Apesar da exigência do sacrifício, quase sempre os líderes autoritários moram em palácios luxuosos e andam em carros de luxo. No entanto, não se pode enganar a todos ao mesmo tempo. O tabloide britânico Daily Mail já percebeu a dissimulação de um presidente que propõe cortes nos gastos orçamentários com a área social manter os muitos caprichos da esposa, descrita como sendo uma versão tropical de Maria Antonieta. Tenho certeza de que até mesmo os alemães de meados da década de 1940 percebiam que seu führer levava uma vida relativamente tranquila enquanto seus filhos morriam nos campos de batalha em sacrifício pela nação.
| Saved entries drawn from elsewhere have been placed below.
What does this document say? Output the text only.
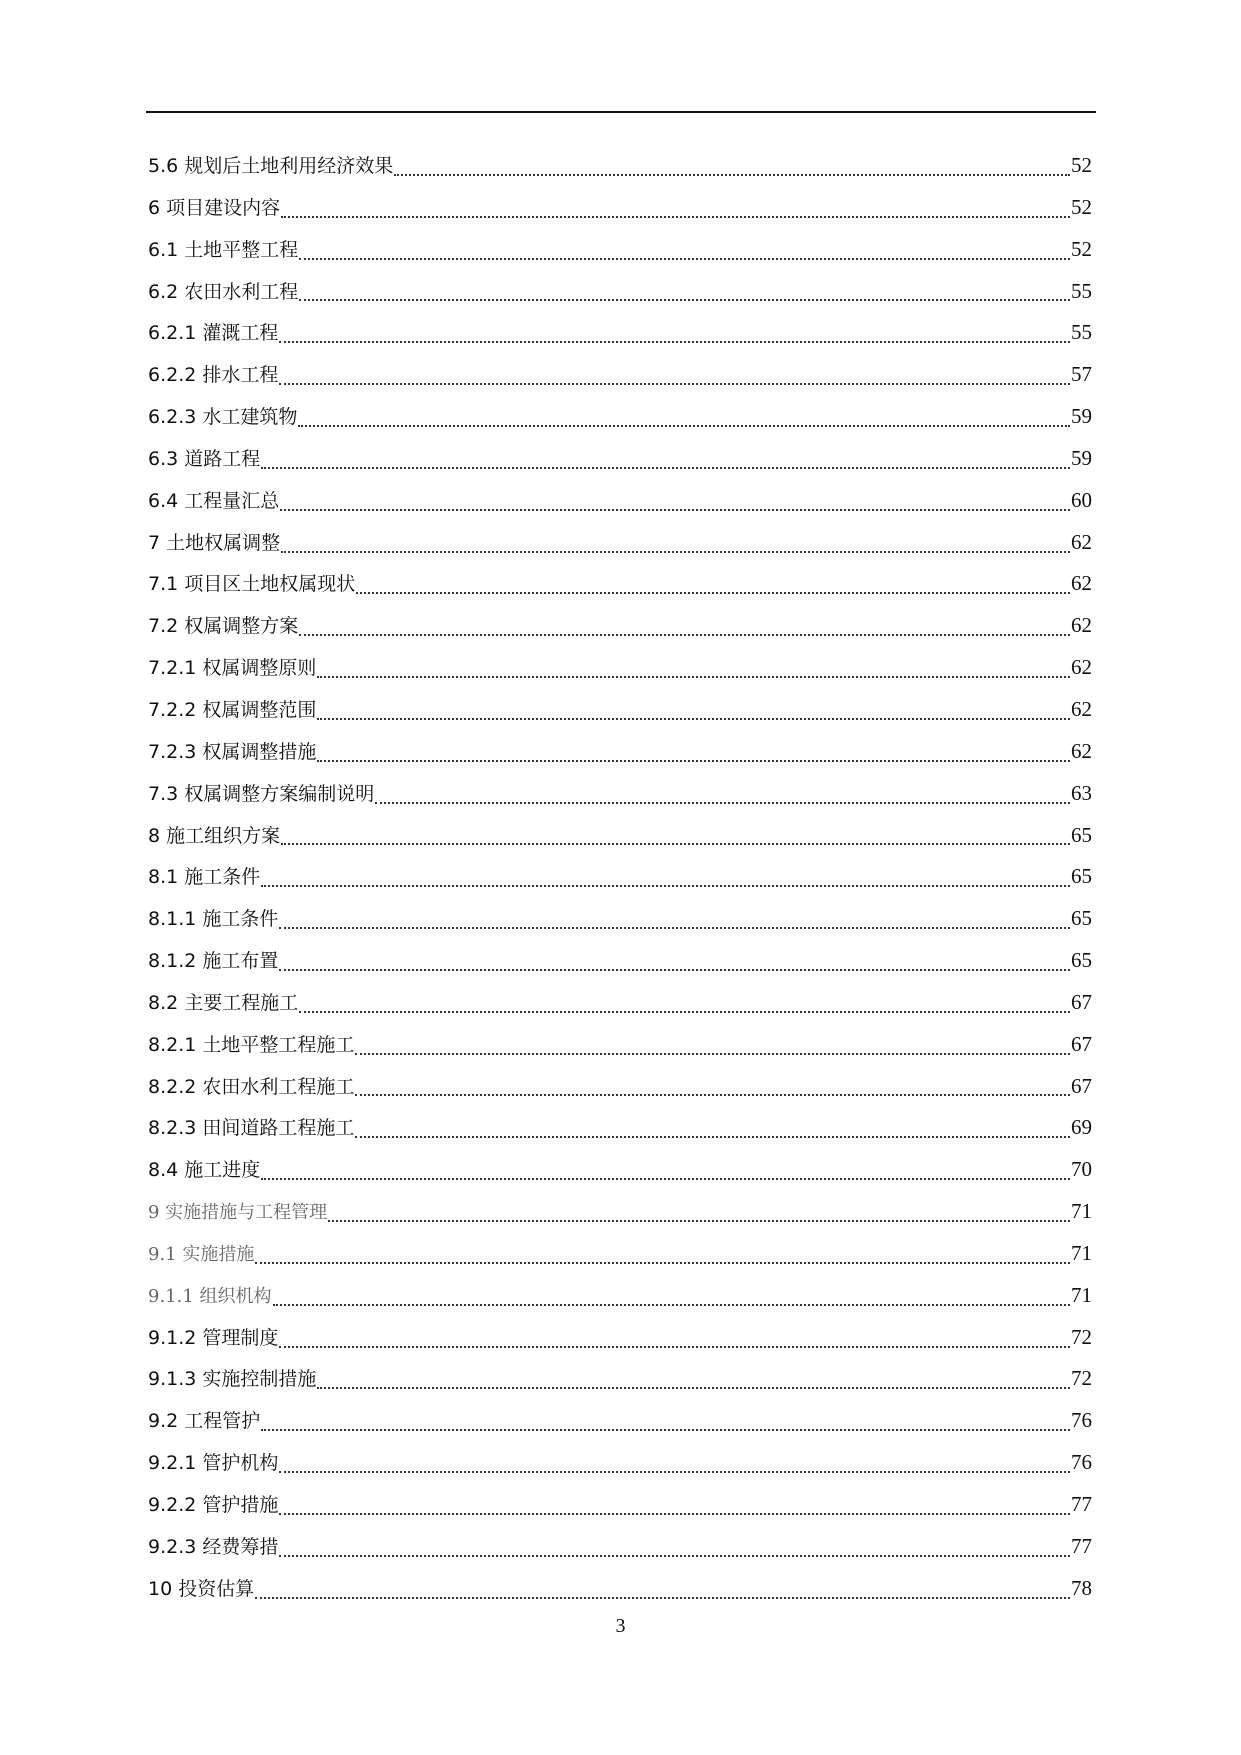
5.6 规划后土地利用经济效果	52
6 项目建设内容	52
6.1 土地平整工程	52
6.2 农田水利工程	55
6.2.1 灌溉工程	55
6.2.2 排水工程	57
6.2.3 水工建筑物	59
6.3 道路工程	59
6.4 工程量汇总	60
7 土地权属调整	62
7.1 项目区土地权属现状	62
7.2 权属调整方案	62
7.2.1 权属调整原则	62
7.2.2 权属调整范围	62
7.2.3 权属调整措施	62
7.3 权属调整方案编制说明	63
8 施工组织方案	65
8.1 施工条件	65
8.1.1 施工条件	65
8.1.2 施工布置	65
8.2 主要工程施工	67
8.2.1 土地平整工程施工	67
8.2.2 农田水利工程施工	67
8.2.3 田间道路工程施工	69
8.4 施工进度	70
9 实施措施与工程管理	71
9.1 实施措施	71
9.1.1 组织机构	71
9.1.2 管理制度	72
9.1.3 实施控制措施	72
9.2 工程管护	76
9.2.1 管护机构	76
9.2.2 管护措施	77
9.2.3 经费筹措	77
10 投资估算	78
3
Só que, obviamente, tinham medo de dizê-lo publicamente. E aí é que está uma questão essencial para a sobrevivência do governo Temer. Começa a cair sua máscara — e também a dos grupos "apartidários" que colocaram-no no poder. Como ele fará para mantê-la e garantir-se no cargo? Será que a única coisa que ele — que assim como Hitler ascendeu ao poder graças a um golpe parlamentar — vai tomar emprestado dos nazistas será a retórica? Espero que sim.